Подъ слезами дождя я перелистываю книгъ
Красивый переплетъ, вникая въ тайны мiра,
Самъ проникаясь въ двадцать шесть именъ
Того, кто зналъ, что тѣнью опяненъ;
На берегу оставлена имъ золотая лира
И схваченъ рѣзко монастырскихъ красокъ ликъ.
Мое простое написанiе – квадратный строй
Бумажныхъ подношенiй къ дому. Его нашелъ
Я въ тотъ моментъ достойнымъ пронести
Все, сорванное съ рукъ, какъ ни крести.
И этимъ въ пишущее стадо я вошелъ
Размазавъ точку буквы – слитокъ тяжбъ нѣмой.

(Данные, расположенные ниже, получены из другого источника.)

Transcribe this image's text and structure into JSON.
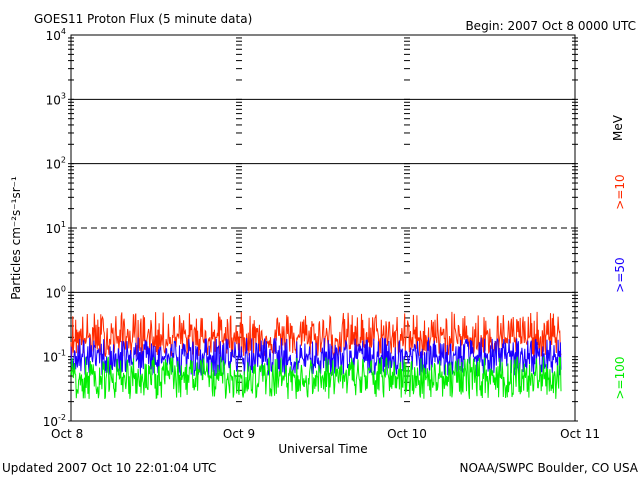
{
  "chart_data": {
    "type": "line",
    "title": "GOES11 Proton Flux (5 minute data)",
    "begin_label": "Begin: 2007 Oct 8 0000 UTC",
    "xlabel": "Universal Time",
    "ylabel": "Particles cm⁻²s⁻¹sr⁻¹",
    "y_scale": "log",
    "ylim": [
      0.01,
      10000
    ],
    "y_tick_labels": [
      {
        "value": 10000,
        "base": "10",
        "exp": "4"
      },
      {
        "value": 1000,
        "base": "10",
        "exp": "3"
      },
      {
        "value": 100,
        "base": "10",
        "exp": "2"
      },
      {
        "value": 10,
        "base": "10",
        "exp": "1"
      },
      {
        "value": 1,
        "base": "10",
        "exp": "0"
      },
      {
        "value": 0.1,
        "base": "10",
        "exp": "-1"
      },
      {
        "value": 0.01,
        "base": "10",
        "exp": "-2"
      }
    ],
    "x_ticks": [
      "Oct 8",
      "Oct 9",
      "Oct 10",
      "Oct 11"
    ],
    "xlim_days": [
      0,
      3
    ],
    "threshold_lines": [
      {
        "value": 1000,
        "style": "solid"
      },
      {
        "value": 100,
        "style": "solid"
      },
      {
        "value": 10,
        "style": "dashed"
      },
      {
        "value": 1,
        "style": "solid"
      }
    ],
    "legend_unit": "MeV",
    "series": [
      {
        "name": ">=10",
        "color": "#ff2a00",
        "baseline": 0.2,
        "max": 0.5,
        "min": 0.1
      },
      {
        "name": ">=50",
        "color": "#1a00ff",
        "baseline": 0.1,
        "max": 0.2,
        "min": 0.05
      },
      {
        "name": ">=100",
        "color": "#00ee00",
        "baseline": 0.05,
        "max": 0.1,
        "min": 0.022
      }
    ],
    "data_end_day": 2.917
  },
  "footer": {
    "updated": "Updated 2007 Oct 10 22:01:04 UTC",
    "credit": "NOAA/SWPC Boulder, CO USA"
  }
}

Не каждый понялъ то, что я уже
Не отзвукъ ихъ пылающей свободы,
Не вѣтеръ – мимолетный дiалогъ
Сѣмянъ въ грядѣ и бархата сапогъ.
Я всталъ для равновѣсiя породы.
Иду забывъ о прошломъ неглиже.
Въ одной лишь комнатѣ осталась пыль
Того отчаяннаго взлета.
Я сплю тамъ, думая о вѣчномъ.
Но не прошу о пониманiи сердечномъ,
Поскольку нѣтъ мнѣ тяжелѣе гнета,
Чѣмъ откровенiя печи и ваша быль,
Раскрошенная въ чаепитiи – припадкѣ,
Тепломъ уютнымъ выброшеномъ вонъ
Изъ знаковъ, мнѣ предписанныхъ рукою,
Которую не взять. Она прошла водою
За тысячу теперь ненужныхъ кронъ.
Онѣ отнынѣ – старыя на дерева насадки.
«Не солоно вкушая семь изъ стрѣлъ…»
Не солоно вкушая семь изъ стрѣлъ,
Катаясь по землѣ, гдѣ дельта – два,
Укромный міръ очнулся ото сна.
Прошла, не оставаясь, самая обычная весна,
Мнѣ лекціи внушая, чувствуя полетъ едва,
Сжигая хворостъ непримѣтныхъ дѣлъ.
Разнообразіе изъ раковинъ временъ начальныхъ —
Тѣнистыхъ проходныхъ забора и кленовыхъ суръ,
Сокрытія непознанныхъ мясистыхъ горъ —
Все только и желаетъ мой безудержный анкоръ
Повѣдать, словно воскрешенный балагуръ,
Найти всѣ горизонты дѣтскихъ глазъ печальныхъ.
Все просто… Разница бросается въ глаза.
Не первый вѣкъ томился ожиданьемъ
Жизнь ищущій, стрѣляющій по стѣнамъ.
И потому въ десятокъ сталъ отменнымъ
Понять неслыханныхъ доселѣ обѣщаньемъ
Ревущій столбъ съ очаровательными «да».